If you are married and have the survivor pension benefit available then you should also consider your spouse’s health and longevity. Having a short projected life longevity may make the annuity with a survivor benefit for a spouse having longevity on their side more appropriate.

The Lump Sum isn’t necessary out of the decision here with longevity being a factor. It just means be aware that there is more risk of investment volatility that must be considered.

Your Financial Situation

For making the choice between pension annuity or lump sum look at your total financial picture. Add your lump sum value to all of your other savings. Look at your total and ask yourself, will you be able to live your retirement lifestyle with a 4% to 5% withdrawal rate?

If you take the annuity and with adding to it a 4% to 5% withdrawal rate from your other savings total. Does it come out higher than the lump sum with all savings calculation? The idea here is to look at what provides the best monthly income over the long haul.

Your Risk Tolerance

If you have no risk tolerance and can’t sleep when the stock and bond markets are rolling up and down. Then the annuity may just be the better bet. If you can tolerate market volatility and your investment portfolio can generate decent returns. Then the lump sum may be your choice.

I am sure that there are more considerations when looking at the Pension Lump Sum vs Traditional Annuity. These above issues were the things I was going through for my decision.

For me another issue was emotional. I just did not want to be connected for life to the company I no longer recognized nor agreed with. That gave weight to my cutting ties as much as possible when I elected to take the Lump Sum.

However had my company pension plan been better funded and my company was at least somewhat committed to its retirees I would have went with the annuity. It carried a higher value over the lump sum amount that was offered.

To Conclude

If you plan on living the “Retire Early and Often” lifestyle like I do. Then the lump sum may be of more value because you can roll it over to an IRA to invest it. You can then let it ride while living off of your Next Act Encore Career earnings.

The annuity would also work in this way as you just live off of your annuity and invest all of your wages. Basically you can retire early and increase your wealth by putting your pension to work for you.

Hopefully you have found some considerations here to include in your Pension Lump Sum vs Traditional Annuity analysis. Please give consideration to seeking guidance from a fiduciary CFP professional. This is one of most important decisions you have to make in your life.

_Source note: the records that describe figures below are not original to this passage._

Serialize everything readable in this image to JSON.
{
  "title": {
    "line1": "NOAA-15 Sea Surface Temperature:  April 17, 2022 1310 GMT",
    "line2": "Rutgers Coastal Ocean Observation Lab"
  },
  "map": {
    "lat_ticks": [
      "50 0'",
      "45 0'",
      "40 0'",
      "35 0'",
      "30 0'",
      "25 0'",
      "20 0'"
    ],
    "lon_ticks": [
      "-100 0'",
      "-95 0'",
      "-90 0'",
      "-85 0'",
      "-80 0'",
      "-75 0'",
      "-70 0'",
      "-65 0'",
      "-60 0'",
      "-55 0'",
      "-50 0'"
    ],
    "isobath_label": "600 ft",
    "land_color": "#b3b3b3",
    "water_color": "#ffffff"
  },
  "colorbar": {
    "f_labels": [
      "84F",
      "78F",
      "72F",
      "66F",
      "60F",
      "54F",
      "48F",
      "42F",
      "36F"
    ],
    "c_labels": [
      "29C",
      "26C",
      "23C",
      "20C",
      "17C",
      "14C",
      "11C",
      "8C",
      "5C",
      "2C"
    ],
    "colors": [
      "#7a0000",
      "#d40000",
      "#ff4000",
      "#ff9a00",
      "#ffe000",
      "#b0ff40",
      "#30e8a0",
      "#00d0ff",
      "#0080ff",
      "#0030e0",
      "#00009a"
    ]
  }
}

“Disclaimer: This content is not provided or commissioned by any investment company or financial adviser firm. Opinions expressed here are author’s alone and are there as examples for readers to research and investigate their own best pension strategy. As the author is not a financial adviser, there is no implied recommendation being made on a professional level and readers shall choose between Pension Lump Sum or Annuity payout at their own risk”.